Thursday, January 29, 2015

The Morning Report

My heart is thumping and my hands fumble as I furiously try to slam down the gate of the freight elevator. Mark is standing next to me, passive and not the least bit helpful. When the metal clangs, I manically press the buttons. I gasp, taking my first breath in what seems like hours, as I feel my belly drop and the elevator rise.

The fluorescent lights are blinding as we step off, reflecting off the white floors and white walls. I walk slowly, wary of what lurks ahead. I have a chef's knife in my right hand, and I hold it at the ready. The undead are wandering, I know, having encountered them as we rushed into the freight elevator hoping to find a haven. Mark trails behind me, unconcerned with the danger and my safety, and my fury grows.

I proceed, deciding to leave him behind. The knife is still high, parallel to my ear, as I pass jewelry stores with looters blatantly breaking open cases as store workers stand idly. The hall turns to the right ...


I reach for my phone under the pillow and struggle to turn off the alarm. 4:45 a.m. the clock reads. It is time to rise and grind.

I tiptoe downstairs as Denali bounds like a freight train down the staircase. We both go to the bathroom – him outside, me on the toilet. I use the time to put on my running gear: sports bra, short-sleeve tech shirt and capris. Shortie Pro Compression trainers go on last. The time it takes to get dressed is my insurance policy, the extra minutes to make sure I am fully emptied.
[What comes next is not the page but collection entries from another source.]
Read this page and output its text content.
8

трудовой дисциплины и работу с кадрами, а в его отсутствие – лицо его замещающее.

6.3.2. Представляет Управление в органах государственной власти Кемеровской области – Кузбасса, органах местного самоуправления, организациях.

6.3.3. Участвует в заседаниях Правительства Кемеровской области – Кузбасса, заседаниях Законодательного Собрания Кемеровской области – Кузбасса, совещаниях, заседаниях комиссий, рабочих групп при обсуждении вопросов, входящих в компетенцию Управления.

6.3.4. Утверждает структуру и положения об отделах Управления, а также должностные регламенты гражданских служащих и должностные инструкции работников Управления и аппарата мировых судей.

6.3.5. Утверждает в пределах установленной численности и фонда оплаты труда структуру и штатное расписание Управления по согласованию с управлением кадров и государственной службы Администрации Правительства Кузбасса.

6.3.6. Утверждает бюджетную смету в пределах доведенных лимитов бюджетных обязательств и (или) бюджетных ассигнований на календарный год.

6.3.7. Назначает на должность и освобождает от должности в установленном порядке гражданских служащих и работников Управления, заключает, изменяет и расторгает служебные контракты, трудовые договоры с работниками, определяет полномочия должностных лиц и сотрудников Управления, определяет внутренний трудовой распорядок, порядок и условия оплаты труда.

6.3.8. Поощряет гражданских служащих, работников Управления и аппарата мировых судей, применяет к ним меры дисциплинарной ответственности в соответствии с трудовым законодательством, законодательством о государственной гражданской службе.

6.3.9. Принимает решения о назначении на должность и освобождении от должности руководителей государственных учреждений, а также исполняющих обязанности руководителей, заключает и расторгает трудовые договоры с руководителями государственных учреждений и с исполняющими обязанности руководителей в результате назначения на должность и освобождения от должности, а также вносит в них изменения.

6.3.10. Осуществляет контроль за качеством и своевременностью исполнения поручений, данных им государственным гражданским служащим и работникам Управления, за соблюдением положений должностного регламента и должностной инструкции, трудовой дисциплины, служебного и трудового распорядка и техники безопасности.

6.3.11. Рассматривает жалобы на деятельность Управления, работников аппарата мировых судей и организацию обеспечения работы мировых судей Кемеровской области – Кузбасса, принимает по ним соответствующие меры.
4:52, the clock reads as I head to the kitchen. "Good," I think. I have enough time to switch over the laundry I started  last night. I make the trip to the basement, where I put dry clothes in a laundry basket and move over wet ones from the washer to the dryer (I had set it on delay so the cycle had finished an hour or so before). There is still pile after pile behind me and so I throw in a load of towels, feeling like a badass mother runner and a wee bit smug.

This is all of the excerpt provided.